US Secretary of State Antony Blinken on Sunday defended President Joe Biden’s decision to withdraw American troops from Afghanistan as Taliban fighters began entering the capital, Kabul.
In a series of interviews on Sunday talk shows, Blinken said the US succeeded in its mission of bringing those responsible for the September 11, 2001 terrorist attacks to justice and argued that remaining in the country was not sustainable.
“Remaining in Afghanistan for another one, five, 10 years was not in the national interest,” Blinken said on CNN’s “State of the Union.”
While many have started comparing Biden’s withdrawal from Afghanistan to America’s flight from Saigon during the Vietnam War in 1975, Blinken pushed back against that comparison.

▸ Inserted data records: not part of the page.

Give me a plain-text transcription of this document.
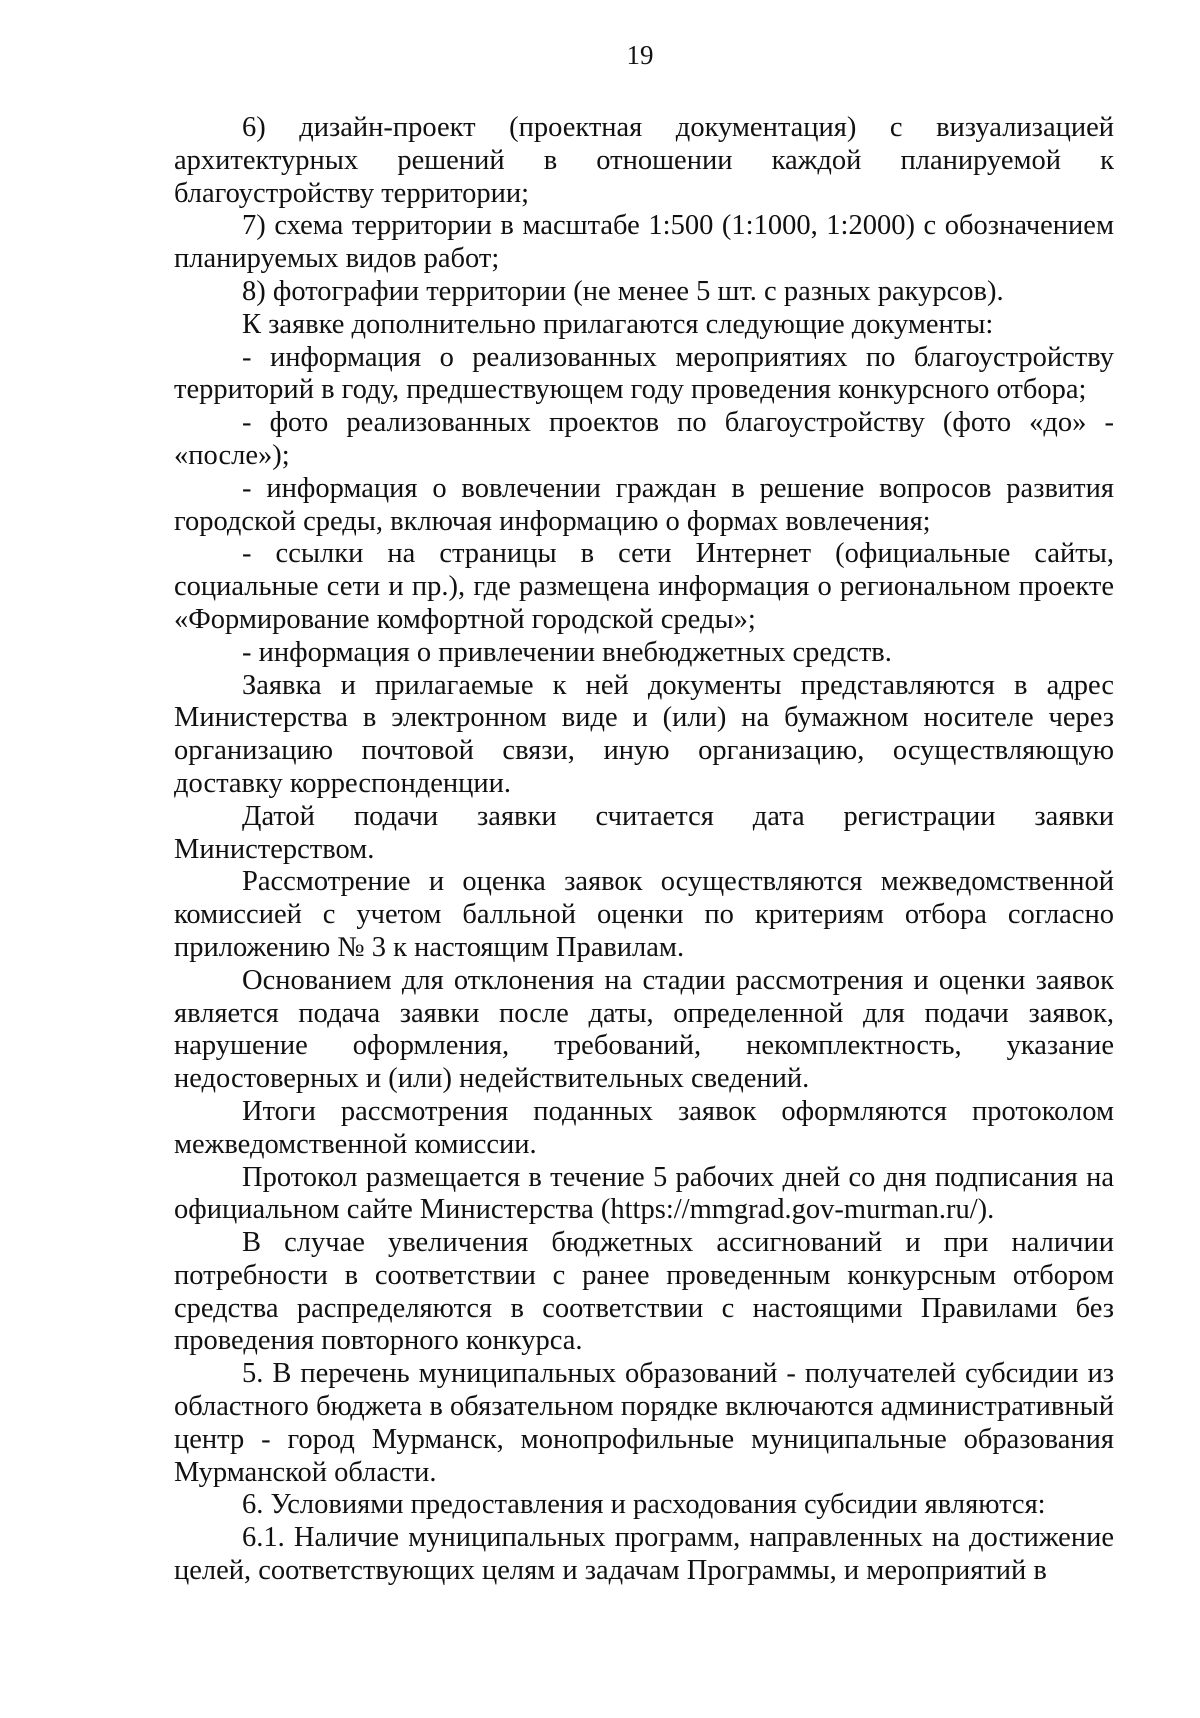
19

6) дизайн-проект (проектная документация) с визуализацией архитектурных решений в отношении каждой планируемой к благоустройству территории;

7) схема территории в масштабе 1:500 (1:1000, 1:2000) с обозначением планируемых видов работ;

8) фотографии территории (не менее 5 шт. с разных ракурсов).

К заявке дополнительно прилагаются следующие документы:

- информация о реализованных мероприятиях по благоустройству территорий в году, предшествующем году проведения конкурсного отбора;

- фото реализованных проектов по благоустройству (фото «до» - «после»);

- информация о вовлечении граждан в решение вопросов развития городской среды, включая информацию о формах вовлечения;

- ссылки на страницы в сети Интернет (официальные сайты, социальные сети и пр.), где размещена информация о региональном проекте «Формирование комфортной городской среды»;

- информация о привлечении внебюджетных средств.

Заявка и прилагаемые к ней документы представляются в адрес Министерства в электронном виде и (или) на бумажном носителе через организацию почтовой связи, иную организацию, осуществляющую доставку корреспонденции.

Датой подачи заявки считается дата регистрации заявки Министерством.

Рассмотрение и оценка заявок осуществляются межведомственной комиссией с учетом балльной оценки по критериям отбора согласно приложению № 3 к настоящим Правилам.

Основанием для отклонения на стадии рассмотрения и оценки заявок является подача заявки после даты, определенной для подачи заявок, нарушение оформления, требований, некомплектность, указание недостоверных и (или) недействительных сведений.

Итоги рассмотрения поданных заявок оформляются протоколом межведомственной комиссии.

Протокол размещается в течение 5 рабочих дней со дня подписания на официальном сайте Министерства (https://mmgrad.gov-murman.ru/).

В случае увеличения бюджетных ассигнований и при наличии потребности в соответствии с ранее проведенным конкурсным отбором средства распределяются в соответствии с настоящими Правилами без проведения повторного конкурса.

5. В перечень муниципальных образований - получателей субсидии из областного бюджета в обязательном порядке включаются административный центр - город Мурманск, монопрофильные муниципальные образования Мурманской области.

6. Условиями предоставления и расходования субсидии являются:

6.1. Наличие муниципальных программ, направленных на достижение целей, соответствующих целям и задачам Программы, и мероприятий в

“This is manifestly not Saigon,” the Secretary of State said on ABC’s “This Week”, adding that Biden had a “tough decision” to make after the Trump administration established a deadline of May 1 to withdraw troops from Afghanistan.
“If the president had decided to stay, all gloves would have been off. We would have been back at war with the Taliban,” Blinken said, adding the US would likely have had to send tens of thousands of additional troops to the country to fight.

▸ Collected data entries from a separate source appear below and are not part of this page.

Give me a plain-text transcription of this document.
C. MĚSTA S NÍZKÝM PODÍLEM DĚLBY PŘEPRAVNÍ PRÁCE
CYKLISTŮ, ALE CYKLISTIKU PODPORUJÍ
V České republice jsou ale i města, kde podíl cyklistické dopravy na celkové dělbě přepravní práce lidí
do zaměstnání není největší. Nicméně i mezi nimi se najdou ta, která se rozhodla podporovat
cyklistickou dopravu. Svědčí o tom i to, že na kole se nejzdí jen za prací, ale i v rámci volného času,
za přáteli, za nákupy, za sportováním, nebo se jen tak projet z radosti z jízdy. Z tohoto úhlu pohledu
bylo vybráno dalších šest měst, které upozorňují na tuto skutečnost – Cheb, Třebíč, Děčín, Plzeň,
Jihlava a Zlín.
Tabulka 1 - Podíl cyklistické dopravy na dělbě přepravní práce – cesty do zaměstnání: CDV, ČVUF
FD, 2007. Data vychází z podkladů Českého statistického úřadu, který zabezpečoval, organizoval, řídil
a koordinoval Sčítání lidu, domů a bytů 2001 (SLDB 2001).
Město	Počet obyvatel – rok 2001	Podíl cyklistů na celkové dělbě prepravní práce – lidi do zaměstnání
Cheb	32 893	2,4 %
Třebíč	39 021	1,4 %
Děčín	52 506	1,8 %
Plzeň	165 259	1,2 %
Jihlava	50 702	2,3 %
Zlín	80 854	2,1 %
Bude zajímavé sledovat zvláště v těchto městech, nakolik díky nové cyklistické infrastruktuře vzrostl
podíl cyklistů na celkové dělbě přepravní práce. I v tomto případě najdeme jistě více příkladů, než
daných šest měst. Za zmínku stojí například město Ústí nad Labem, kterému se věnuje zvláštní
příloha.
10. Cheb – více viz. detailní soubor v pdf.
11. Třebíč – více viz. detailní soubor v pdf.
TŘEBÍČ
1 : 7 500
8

Afghanistan’s president, Ashraf Ghani, left the country for Uzbekistan on Sunday, The Guardian reported, citing Al Jazeera.
On Monday morning at 10:00 o'clock local time, the UN Security Council is planning to hold an emergency meeting in New York to discuss the situation.
As of Sunday evening, shooting is being reported in several parts of Kabul, according to eyewitness accounts and the country’s Interior Ministry, in contrast to earlier reports which stressed the relatively peaceful nature of the incursion. A local hospital reports dozens of wounded.